Mathys venait passer le week-end à Toulon. Était-il prévenu que l’appartement d’Evack était un vrai taudis ?
Je quittai Clara dans son étui et portai Gueguette sur mes genoux. Je commençai à gratter. La voix de Linda prit un ton plus chaud.
Mon regard tomba dans un vert profond et hypnotique. Un verre à la main, Mathys me contempla. Pas de sourire. Pas de hochement de tête pour me saluer. Il était n’importe quel inconnu dans la salle. Accoudé au comptoir, une jambe fléchie, il ressemblait à un homme.
Non.
C’était un homme.
Je voyais les fissures qui grillageaient ses yeux trop aspirant.

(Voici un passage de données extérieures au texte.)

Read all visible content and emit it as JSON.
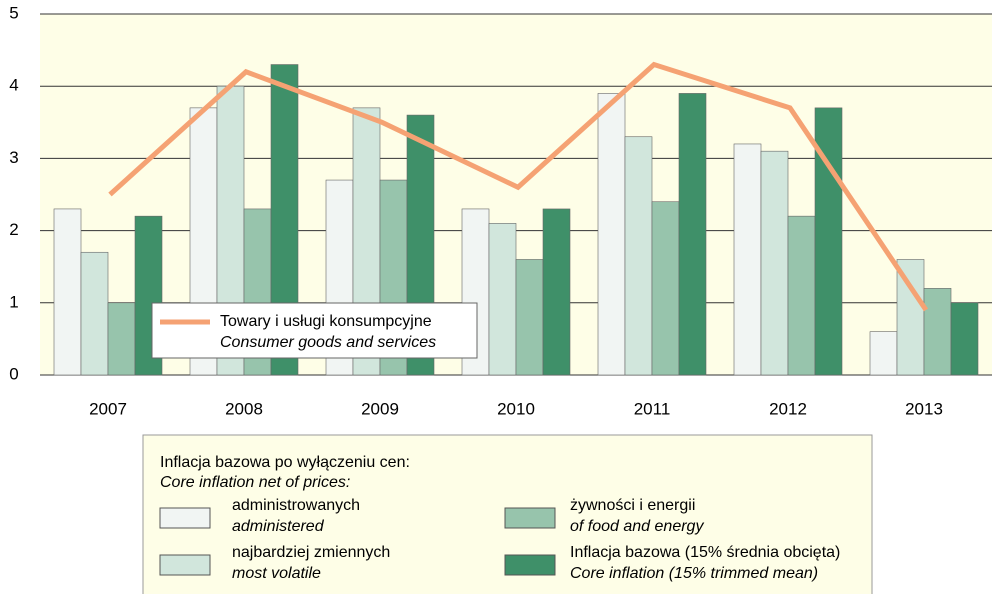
{
  "chart_data": {
    "type": "bar",
    "categories": [
      "2007",
      "2008",
      "2009",
      "2010",
      "2011",
      "2012",
      "2013"
    ],
    "series": [
      {
        "name": "administrowanych",
        "name_en": "administered",
        "color": "#f1f5f3",
        "values": [
          2.3,
          3.7,
          2.7,
          2.3,
          3.9,
          3.2,
          0.6
        ]
      },
      {
        "name": "najbardziej zmiennych",
        "name_en": "most volatile",
        "color": "#d1e6dc",
        "values": [
          1.7,
          4.0,
          3.7,
          2.1,
          3.3,
          3.1,
          1.6
        ]
      },
      {
        "name": "żywności i energii",
        "name_en": "of food and energy",
        "color": "#97c4ac",
        "values": [
          1.0,
          2.3,
          2.7,
          1.6,
          2.4,
          2.2,
          1.2
        ]
      },
      {
        "name": "Inflacja bazowa (15% średnia obcięta)",
        "name_en": "Core inflation (15% trimmed mean)",
        "color": "#3f9069",
        "values": [
          2.2,
          4.3,
          3.6,
          2.3,
          3.9,
          3.7,
          1.0
        ]
      },
      {
        "name": "Towary i usługi konsumpcyjne",
        "name_en": "Consumer goods and services",
        "type": "line",
        "color": "#f5a273",
        "values": [
          2.5,
          4.2,
          3.5,
          2.6,
          4.3,
          3.7,
          0.9
        ]
      }
    ],
    "legend_title": [
      "Inflacja bazowa po wyłączeniu cen:",
      "Core inflation net of prices:"
    ],
    "ylim": [
      0,
      5
    ],
    "yticks": [
      0,
      1,
      2,
      3,
      4,
      5
    ],
    "grid": true
  }
}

Et je me demandais depuis quand il les portait ?
La soirée se poursuivit. Nous arrivions à la fin de notre représentation. Mathys avait trouvé Evack affalé sur une banquette et depuis, ils discutaient ensemble. Je sentais parfois son regard sur moi. Me forçais à ne pas me retourner vers lui.

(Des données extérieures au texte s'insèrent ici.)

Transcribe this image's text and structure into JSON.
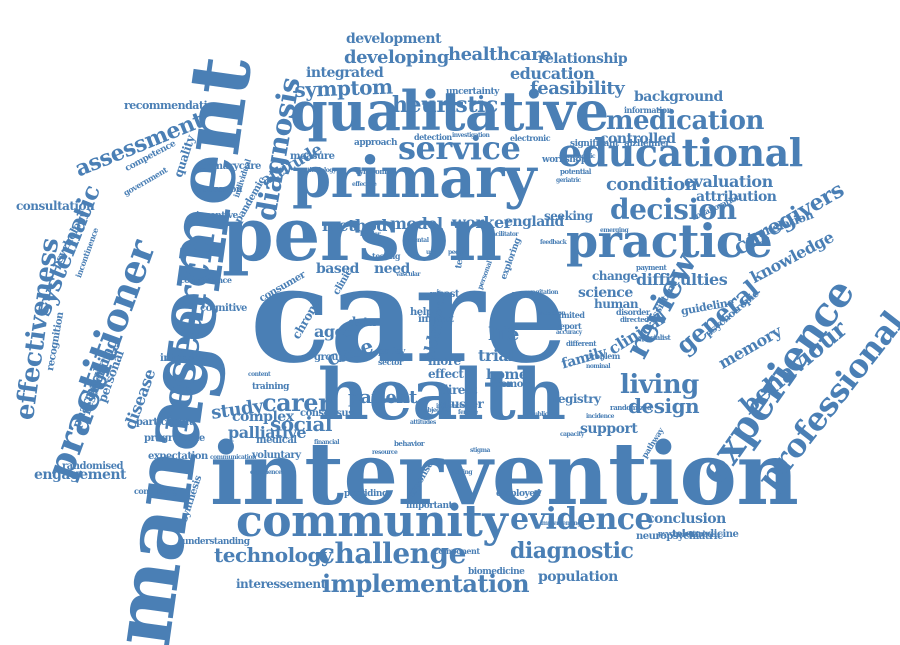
{
  "color": "#4a7fb5",
  "words": [
    {
      "text": "care"
    },
    {
      "text": "intervention"
    },
    {
      "text": "person"
    },
    {
      "text": "management"
    },
    {
      "text": "health"
    },
    {
      "text": "primary"
    },
    {
      "text": "qualitative"
    },
    {
      "text": "community"
    },
    {
      "text": "practice"
    },
    {
      "text": "educational"
    },
    {
      "text": "experience"
    },
    {
      "text": "research"
    },
    {
      "text": "practitioner"
    },
    {
      "text": "service"
    },
    {
      "text": "professional"
    },
    {
      "text": "evidence"
    },
    {
      "text": "implementation"
    },
    {
      "text": "challenge"
    },
    {
      "text": "decision"
    },
    {
      "text": "medication"
    },
    {
      "text": "diagnosis"
    },
    {
      "text": "effectiveness"
    },
    {
      "text": "review"
    },
    {
      "text": "general"
    },
    {
      "text": "diagnostic"
    },
    {
      "text": "behaviour"
    },
    {
      "text": "systematic"
    },
    {
      "text": "assessment"
    },
    {
      "text": "carer"
    },
    {
      "text": "living"
    },
    {
      "text": "condition"
    },
    {
      "text": "heuristic"
    },
    {
      "text": "symptom"
    },
    {
      "text": "caregivers"
    },
    {
      "text": "technology"
    },
    {
      "text": "social"
    },
    {
      "text": "design"
    },
    {
      "text": "patient"
    },
    {
      "text": "developing"
    },
    {
      "text": "healthcare"
    },
    {
      "text": "feasibility"
    },
    {
      "text": "education"
    },
    {
      "text": "evaluation"
    },
    {
      "text": "difficulties"
    },
    {
      "text": "knowledge"
    },
    {
      "text": "memory"
    },
    {
      "text": "clinical"
    },
    {
      "text": "study"
    },
    {
      "text": "population"
    },
    {
      "text": "conclusion"
    },
    {
      "text": "engagement"
    },
    {
      "text": "disease"
    },
    {
      "text": "making"
    },
    {
      "text": "palliative"
    },
    {
      "text": "method"
    },
    {
      "text": "model"
    },
    {
      "text": "worker"
    },
    {
      "text": "england"
    },
    {
      "text": "seeking"
    },
    {
      "text": "development"
    },
    {
      "text": "relationship"
    },
    {
      "text": "integrated"
    },
    {
      "text": "background"
    },
    {
      "text": "controlled"
    },
    {
      "text": "attribution"
    },
    {
      "text": "science"
    },
    {
      "text": "home"
    },
    {
      "text": "trial"
    },
    {
      "text": "life"
    },
    {
      "text": "case"
    },
    {
      "text": "support"
    },
    {
      "text": "family"
    },
    {
      "text": "complex"
    },
    {
      "text": "attitude"
    },
    {
      "text": "consultation"
    },
    {
      "text": "recommendation"
    },
    {
      "text": "personal"
    },
    {
      "text": "pharmacy"
    },
    {
      "text": "restriction"
    },
    {
      "text": "psychology"
    },
    {
      "text": "recognition"
    },
    {
      "text": "randomised"
    },
    {
      "text": "interessement"
    },
    {
      "text": "synthesis"
    },
    {
      "text": "programme"
    },
    {
      "text": "interview"
    },
    {
      "text": "participant"
    },
    {
      "text": "expectation"
    },
    {
      "text": "continuing"
    },
    {
      "text": "understanding"
    },
    {
      "text": "training"
    },
    {
      "text": "consensus"
    },
    {
      "text": "medical"
    },
    {
      "text": "voluntary"
    },
    {
      "text": "cognitive"
    },
    {
      "text": "consumer"
    },
    {
      "text": "aged"
    },
    {
      "text": "chronic"
    },
    {
      "text": "based"
    },
    {
      "text": "need"
    },
    {
      "text": "data"
    },
    {
      "text": "older"
    },
    {
      "text": "more"
    },
    {
      "text": "effect"
    },
    {
      "text": "direct"
    },
    {
      "text": "cluster"
    },
    {
      "text": "registry"
    },
    {
      "text": "remote"
    },
    {
      "text": "neuropsychiatric"
    },
    {
      "text": "telemedicine"
    },
    {
      "text": "biomedicine"
    },
    {
      "text": "component"
    },
    {
      "text": "employed"
    },
    {
      "text": "response"
    },
    {
      "text": "providing"
    },
    {
      "text": "important"
    },
    {
      "text": "change"
    },
    {
      "text": "human"
    },
    {
      "text": "guideline"
    },
    {
      "text": "assistant"
    },
    {
      "text": "psychotropic"
    },
    {
      "text": "translation"
    },
    {
      "text": "collaboration"
    },
    {
      "text": "alzheimer"
    },
    {
      "text": "information"
    },
    {
      "text": "significant"
    },
    {
      "text": "uncertainty"
    },
    {
      "text": "electronic"
    },
    {
      "text": "detection"
    },
    {
      "text": "investigation"
    },
    {
      "text": "approach"
    },
    {
      "text": "measure"
    },
    {
      "text": "discussion"
    },
    {
      "text": "primarycare"
    },
    {
      "text": "incentive"
    },
    {
      "text": "government"
    },
    {
      "text": "competence"
    },
    {
      "text": "quality"
    },
    {
      "text": "pandemic"
    },
    {
      "text": "individual"
    },
    {
      "text": "concordance"
    },
    {
      "text": "pathway"
    },
    {
      "text": "incontinence"
    },
    {
      "text": "help"
    },
    {
      "text": "impact"
    },
    {
      "text": "cost"
    },
    {
      "text": "testing"
    },
    {
      "text": "clinic"
    },
    {
      "text": "policy"
    },
    {
      "text": "sector"
    },
    {
      "text": "group"
    },
    {
      "text": "disorder"
    },
    {
      "text": "limited"
    },
    {
      "text": "report"
    },
    {
      "text": "inception"
    },
    {
      "text": "problem"
    },
    {
      "text": "nominal"
    },
    {
      "text": "directed"
    },
    {
      "text": "potential"
    },
    {
      "text": "geriatric"
    },
    {
      "text": "prognostic"
    },
    {
      "text": "workshop"
    },
    {
      "text": "psychological"
    },
    {
      "text": "implementing"
    },
    {
      "text": "behavior"
    },
    {
      "text": "financial"
    },
    {
      "text": "communication"
    },
    {
      "text": "payment"
    },
    {
      "text": "specialist"
    },
    {
      "text": "randomized"
    },
    {
      "text": "incidence"
    },
    {
      "text": "emerging"
    },
    {
      "text": "syndrome"
    },
    {
      "text": "methodology"
    },
    {
      "text": "rate"
    },
    {
      "text": "effective"
    },
    {
      "text": "influence"
    },
    {
      "text": "different"
    },
    {
      "text": "exploring"
    },
    {
      "text": "personal"
    },
    {
      "text": "month"
    },
    {
      "text": "agitation"
    },
    {
      "text": "term"
    },
    {
      "text": "staff"
    },
    {
      "text": "use"
    },
    {
      "text": "people"
    },
    {
      "text": "mental"
    },
    {
      "text": "vascular"
    },
    {
      "text": "female"
    },
    {
      "text": "public"
    },
    {
      "text": "content"
    },
    {
      "text": "experiences"
    },
    {
      "text": "attitudes"
    },
    {
      "text": "stigma"
    },
    {
      "text": "capacity"
    },
    {
      "text": "resource"
    },
    {
      "text": "setting"
    },
    {
      "text": "objective"
    },
    {
      "text": "barrier"
    },
    {
      "text": "facilitator"
    },
    {
      "text": "feedback"
    },
    {
      "text": "accuracy"
    }
  ]
}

Pourtant, je dus m’y résoudre lorsque Pola agita les bras vers moi en me pointant leur direction.
Evack venait de s’écrouler parterre. Mathys le souleva et le coinça contre lui et la table pour le garder debout. C’était troublant, l’expression qu’il affichait. Je donnais Gueguette à Linda avant de me précipiter vers eux. J’attrapai Evack par la taille, plaçant son bras autour de mon épaule. Mathys m’imita.
— Qu’est-ce qu’il s’est passé ? demandai-je.
— Il a voulu aller pisser, mais il s’est rétamé. Je te laisse comprendre tout seul pourquoi ?
À l’odeur, ce n’était pas compliqué de comprendre qu’il avait bu jusqu’à s’écrouler. C’était son nouveau mode de vie. Ce bourrer la gueule pour s’anesthésier l’esprit.
On le porta jusqu’à son appartement. Heureusement, il se situait juste au-dessus du Hongroie. On le coucha, retirant ses chaussures et son pantalon. Je tirai la couette sur les tremblements de son corps. Ça me faisait mal de voir mon pote en boule, les poings serrés et les larmes lui coulant sur les joues.
— Tu as soif ? lança Mathys en shootant dans des cannettes.
Je ne dis rien et le suivis dans le salon. Il se perdit un instant dans la cuisine et revint avec deux bières.
— C’est tout ce que j’ai trouvé.
Il m’en tendit une. Je la pris.
Je n’aimais pas l’alcool, mais j’avais soif. Un verre d’eau aurait suffi, mais j’avais envie de voir comment Mathys buvait une bière. J’aurai du l’en empêcher. Mais j’étais pas assez con pour penser qu’il n’en avait jamais bu.
Quand il la décapsula, je n’eus pas de doute qu’il en avait déjà bu un paquet. Quand il l’apporta à ses lèvres, dans une attitude nonchalante, et qu’il me jeta un coup d’œil, je sus qu’il avait dû en faire tourner des têtes. Sa façon de tenir sa bouteille d’une main ferme laissa un frisson s’écouler dans mon dos.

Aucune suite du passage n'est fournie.